Pak Darto ingin kembali pulang, tetapi ia teringat dompet usang yang kosong melompong. Dia bertekad untuk mengais rezeki. Sepulang nanti, jika ada rezeki, dia akan membeli sebungkus lopis kesukaan istri.
Ketika sedang melamun itu, didengarnya deru kendaraan dari arah belakang. Pak Darto sudah menepi. Akan tetapi, tiba-tiba saja tubuhnya serasa dilontarkan, kemudian dibanting dengan sangat keras. Masih diingat ketika dia melambung lalu terlempar dan kepalanya tepat mengenai sebuah batu runcing di sisi jalan yang memang sedang dalam pembangunan.

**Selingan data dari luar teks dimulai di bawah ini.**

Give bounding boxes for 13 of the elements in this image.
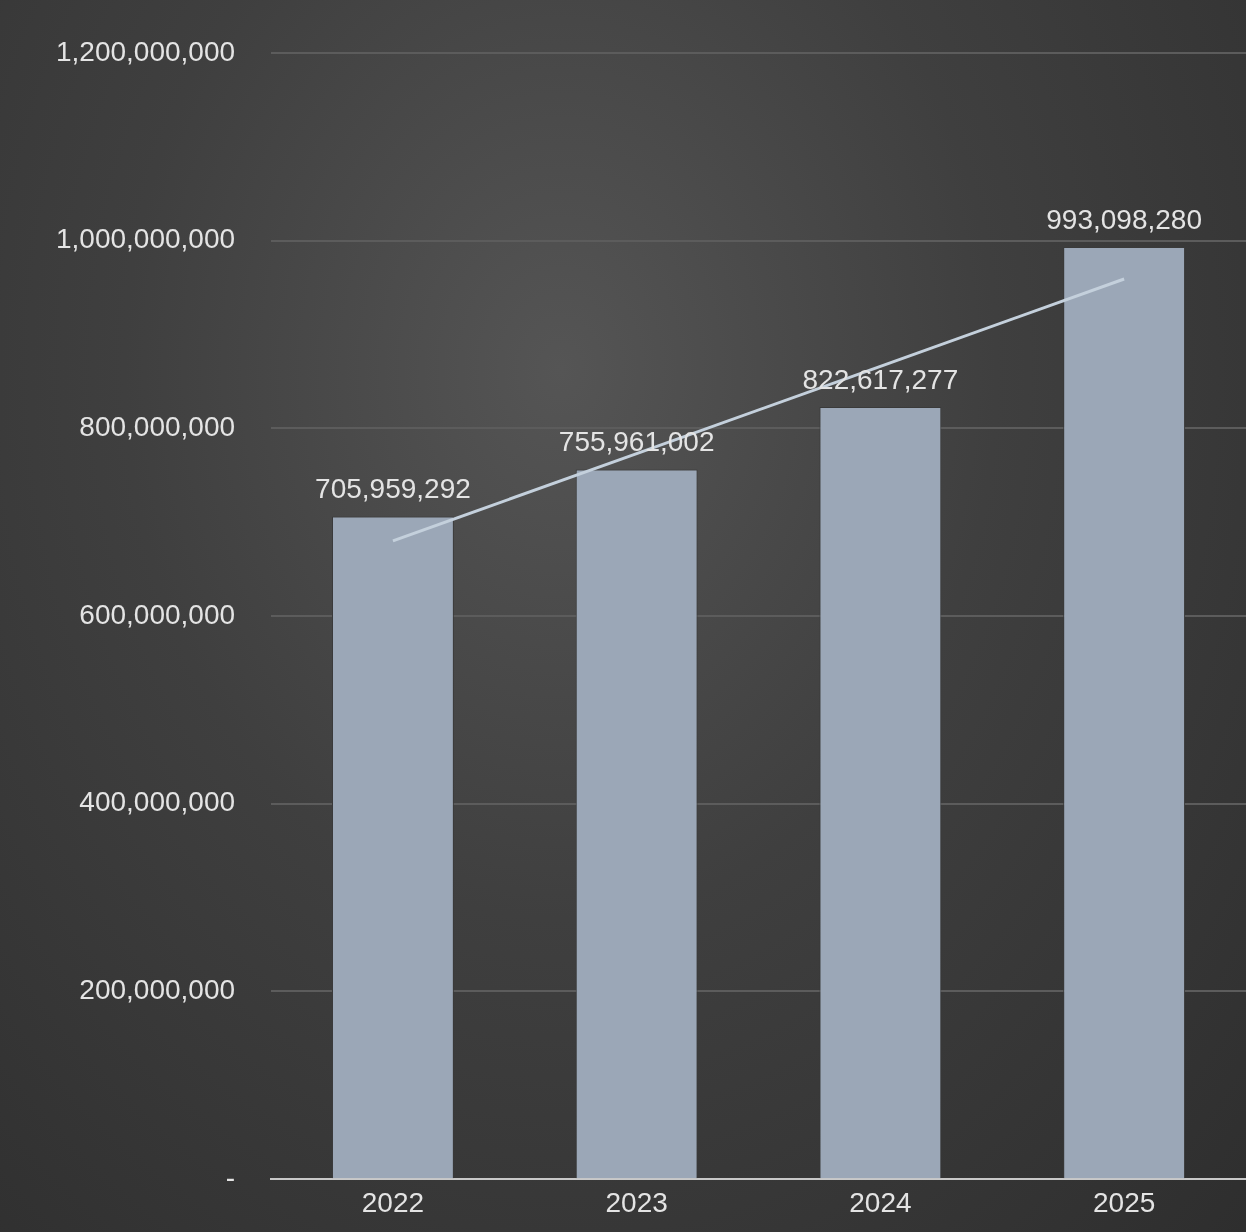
y-tick-label: 400,000,000 [79,786,236,818]
data-label: 993,098,280 [1046,203,1202,235]
x-tick-label: 2025 [1092,1186,1156,1218]
x-tick-label: 2024 [849,1186,912,1218]
x-tick-label: 2023 [605,1186,668,1218]
data-label: 705,959,292 [315,473,471,505]
y-tick-label: - [225,1161,236,1193]
y-tick-label: 600,000,000 [79,598,236,630]
y-tick-label: 800,000,000 [79,410,236,442]
x-tick-label: 2022 [361,1186,425,1218]
y-tick-label: 200,000,000 [79,974,236,1006]
y-tick-label: 1,000,000,000 [56,223,236,255]
y-tick-label: 1,200,000,000 [56,35,236,67]
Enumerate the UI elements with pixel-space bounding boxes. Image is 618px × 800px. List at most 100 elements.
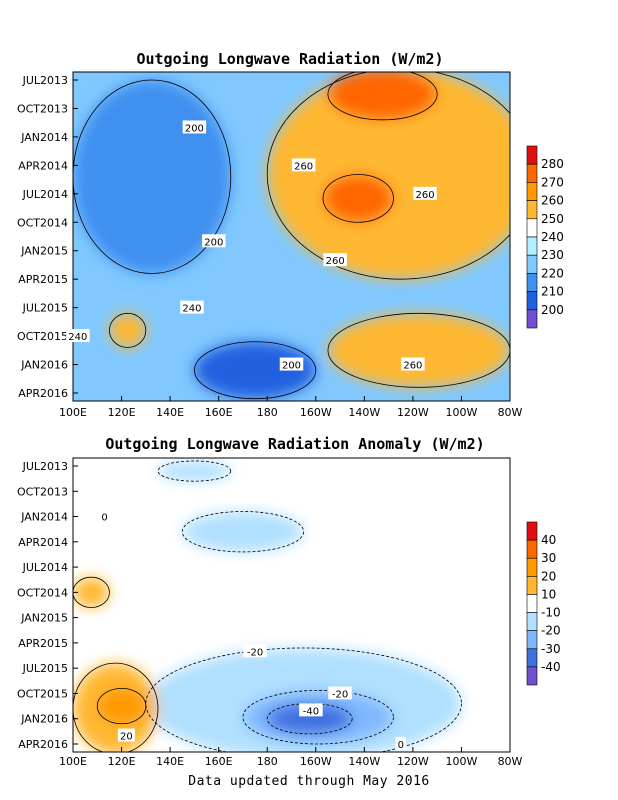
x-tick-label: 140W [348,406,380,419]
contour-line [73,79,232,274]
colorbar-tick-label: 30 [541,551,556,565]
field-region [267,72,510,280]
colorbar-swatch [526,254,538,274]
x-tick-label: 180 [257,406,278,419]
olr-title: Outgoing Longwave Radiation (W/m2) [136,50,443,68]
colorbar-tick-label: -10 [541,606,561,620]
y-tick-label: JAN2016 [20,713,68,726]
contour-line [96,687,147,725]
olr-plot-frame [72,71,511,402]
colorbar-swatch [526,666,538,686]
contour-value-label: 0 [398,740,404,751]
field-region [73,577,110,608]
olr-anomaly-title: Outgoing Longwave Radiation Anomaly (W/m… [105,435,484,453]
colorbar-swatch [526,163,538,183]
colorbar-tick-label: -30 [541,642,561,656]
colorbar-tick-label: 210 [541,285,564,299]
contour-label-bg [413,186,437,200]
x-tick-label: 120W [397,755,429,768]
contour-line [193,341,317,400]
x-tick-label: 120E [108,406,136,419]
y-tick-label: APR2015 [18,637,68,650]
colorbar-swatch [526,539,538,559]
contour-label-bg [291,158,316,172]
y-tick-label: JUL2014 [22,561,68,574]
contour-line [266,703,353,735]
contour-label-bg [299,703,323,717]
colorbar-tick-label: -40 [541,660,561,674]
y-tick-label: JAN2015 [20,245,68,258]
olr-anomaly-plot-frame [72,457,511,753]
y-tick-label: JUL2015 [22,662,68,675]
contour-label-bg [202,234,226,248]
contour-line [73,576,110,608]
x-tick-label: 120W [397,406,429,419]
colorbar-swatch [526,218,538,238]
x-tick-label: 100W [446,755,478,768]
x-tick-label: 120E [108,755,136,768]
colorbar-swatch [526,236,538,256]
contour-line [145,647,462,752]
y-tick-label: JAN2015 [20,612,68,625]
y-tick-label: OCT2013 [17,485,68,498]
field-region [194,341,316,399]
contour-value-label: 200 [204,237,223,248]
contour-value-label: 260 [294,161,313,172]
field-region [327,72,438,120]
y-tick-label: JUL2013 [22,460,68,473]
field-region [97,688,146,724]
contour-line [266,72,510,280]
y-tick-label: APR2014 [18,536,68,549]
x-tick-label: 100E [59,755,87,768]
field-region [327,313,510,388]
x-tick-label: 80W [498,755,523,768]
colorbar-swatch [526,648,538,668]
y-tick-label: JAN2014 [20,131,68,144]
x-tick-label: 140E [156,755,184,768]
colorbar-swatch [526,521,538,541]
contour-line [157,460,232,482]
contour-label-bg [328,686,352,700]
contour-line [181,511,305,553]
contour-line [73,662,159,752]
x-tick-label: 160W [300,755,332,768]
contour-line [109,312,147,348]
y-tick-label: APR2014 [18,159,68,172]
contour-value-label: 200 [282,361,301,372]
colorbar-tick-label: 230 [541,248,564,262]
contour-label-bg [395,737,406,750]
x-tick-label: 140W [348,755,380,768]
y-tick-label: JUL2013 [22,74,68,87]
colorbar-swatch [526,612,538,631]
olr-panel: Outgoing Longwave Radiation (W/m2) 100E 1… [17,50,564,419]
y-tick-label: JUL2015 [22,302,68,315]
y-tick-label: APR2015 [18,273,68,286]
x-tick-label: 160W [300,406,332,419]
colorbar-swatch [526,630,538,650]
y-tick-label: APR2016 [18,738,68,751]
contour-value-label: 240 [68,332,87,343]
contour-line [327,72,438,121]
colorbar-tick-label: 240 [541,230,564,244]
y-tick-label: OCT2015 [17,687,68,700]
olr-anomaly-panel: Outgoing Longwave Radiation Anomaly (W/m… [17,435,561,768]
colorbar-swatch [526,182,538,201]
y-tick-label: OCT2013 [17,102,68,115]
contour-value-label: 240 [182,304,201,315]
contour-label-bg [180,300,204,314]
colorbar-tick-label: 260 [541,194,564,208]
field-region [109,313,146,348]
colorbar-tick-label: 20 [541,569,556,583]
colorbar-swatch [526,594,538,613]
colorbar-tick-label: 200 [541,303,564,317]
x-tick-label: 180 [257,755,278,768]
contour-value-label: -20 [247,647,263,658]
colorbar-swatch [526,557,538,577]
contour-value-label: 0 [101,513,107,524]
x-tick-label: 80W [498,406,523,419]
x-tick-label: 100E [59,406,87,419]
colorbar-swatch [526,291,538,311]
y-tick-label: OCT2015 [17,330,68,343]
colorbar-swatch [526,200,538,220]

Raga terasa luar biasa sakit dibenturkan seperti itu. Terasa  ada aliran hangat berbau anyir, tetapi tubuh kurusnya terasa sangat ringan. Ingin dipanggil istri yang dicintai, tetapi tak mampu dilakukan. Serasa berputar bagai baling-baling. Matanya berat tak dapat dibuka lebar. Lalu tiba-tiba mulai menggelap.  Lamat-lamat didengar suara seseorang, tetapi tidak dapat diketahui siapa.
Seorang tetangga sedang mengayuh sepeda di belakang Pak Darto sekitar seratus meter. Tetangga itu yang tergopoh-gopoh mencari bantuan. Ketika sebuah mobil boks lewat, dimintanya membawa ke rumah sakit, sementara digenjotnya sepeda menuju rumah Bu Lasmi.